Ardbeg Supernova 2. Where is the love?

I sit down. It had been a hard day at work and I quite fancied a wee dram. I saw Lucas had raved about the New Supernova. Was I gonna try it? You bet! But I was apprehensive. Was a cask strength peat sandwich likely to relax me or get me more wound up? I guess the only way with these kind of decisions is to jump in and get involved.

Nose: I ordered a dram and took a deep breath of fresh air, followed by a deep breath of peat. It was literally like shoving my head in a peat bog on Islay (ok I haven’t exactly done that, but I think it is as close as I am going to get to it). Could I get past the peat to the sweet Ardbeg house style? That is the sad part for me. With the mountains of peat used and the sheer volume of alcohol, I couldn’t. Ardbegs light, clean, apple and zesty spirit had been overpowered by this peat monster. Instead all I got was a sheer wave of coal fires, peat bogs and the sad remnants of a barbeque.

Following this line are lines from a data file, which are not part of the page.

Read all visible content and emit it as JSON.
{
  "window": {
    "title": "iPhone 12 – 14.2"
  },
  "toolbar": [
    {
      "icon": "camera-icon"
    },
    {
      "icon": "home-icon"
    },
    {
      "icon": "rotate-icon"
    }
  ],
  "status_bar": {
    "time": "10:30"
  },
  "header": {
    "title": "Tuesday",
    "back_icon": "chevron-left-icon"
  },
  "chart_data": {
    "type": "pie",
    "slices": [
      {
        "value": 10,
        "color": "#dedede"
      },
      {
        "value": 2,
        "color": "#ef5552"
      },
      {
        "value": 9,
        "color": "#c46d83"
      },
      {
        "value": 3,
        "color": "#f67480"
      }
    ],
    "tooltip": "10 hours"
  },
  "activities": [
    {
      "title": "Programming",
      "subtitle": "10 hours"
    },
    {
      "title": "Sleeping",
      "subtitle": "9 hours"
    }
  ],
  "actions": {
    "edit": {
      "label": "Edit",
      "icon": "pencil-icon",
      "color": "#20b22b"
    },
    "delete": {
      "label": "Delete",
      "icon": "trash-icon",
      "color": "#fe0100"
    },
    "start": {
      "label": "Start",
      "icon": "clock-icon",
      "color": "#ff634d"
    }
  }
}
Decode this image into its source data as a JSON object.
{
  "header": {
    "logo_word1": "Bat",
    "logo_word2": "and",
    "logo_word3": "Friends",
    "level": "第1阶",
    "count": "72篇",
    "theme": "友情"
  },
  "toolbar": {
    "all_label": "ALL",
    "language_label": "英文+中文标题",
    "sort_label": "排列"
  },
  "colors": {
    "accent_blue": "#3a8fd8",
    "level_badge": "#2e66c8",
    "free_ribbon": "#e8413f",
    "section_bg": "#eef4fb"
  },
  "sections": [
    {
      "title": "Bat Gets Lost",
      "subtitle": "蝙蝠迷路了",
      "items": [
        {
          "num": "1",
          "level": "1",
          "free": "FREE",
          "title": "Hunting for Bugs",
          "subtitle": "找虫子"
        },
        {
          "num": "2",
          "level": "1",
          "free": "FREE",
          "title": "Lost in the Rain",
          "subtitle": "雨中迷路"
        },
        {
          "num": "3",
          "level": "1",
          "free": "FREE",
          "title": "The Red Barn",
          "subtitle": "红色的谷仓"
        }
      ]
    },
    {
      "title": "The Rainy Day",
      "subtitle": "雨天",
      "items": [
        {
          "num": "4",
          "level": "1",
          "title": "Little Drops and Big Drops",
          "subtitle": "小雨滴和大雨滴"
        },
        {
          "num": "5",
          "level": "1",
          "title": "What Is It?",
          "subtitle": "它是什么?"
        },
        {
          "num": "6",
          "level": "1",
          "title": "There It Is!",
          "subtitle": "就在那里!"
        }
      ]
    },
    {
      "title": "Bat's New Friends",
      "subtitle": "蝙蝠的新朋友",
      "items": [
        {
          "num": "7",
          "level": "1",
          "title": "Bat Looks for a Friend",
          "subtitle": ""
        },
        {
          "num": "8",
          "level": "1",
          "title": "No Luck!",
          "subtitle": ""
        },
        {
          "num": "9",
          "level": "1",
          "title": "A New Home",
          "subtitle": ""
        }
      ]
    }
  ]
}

With Water: Please don’t add water to this. It really isn’t a good idea. I am actually going to buy another dram to test this, because I couldn’t believe how off the nose went with water. The peat bog turned into a muddy mire

Palate: A massive impact of smoke, peat, earth and a bit of burnt bbq embers,  followed by a feeling of disappointment. It is such a blunt instrument, I  couldn’t enjoy it.

When it comes to smoky whiskies, I enjoy the BBQ notes, or sweetness or oiliness that go with the smoke. These little complexities make Ardbeg 10, Uigeadail, Lagavullin 16, Laphroaig Quarter cask, Bowmore Tempest, Bunnahabhain Toichtech (I could go on) excellent whiskies. I just couldn’t get my head round the Supernova.

Overall: Arbeg collectors should buy this whisky and already have in their droves. Everyone else, try it at a bar first. It definitely splits opinion.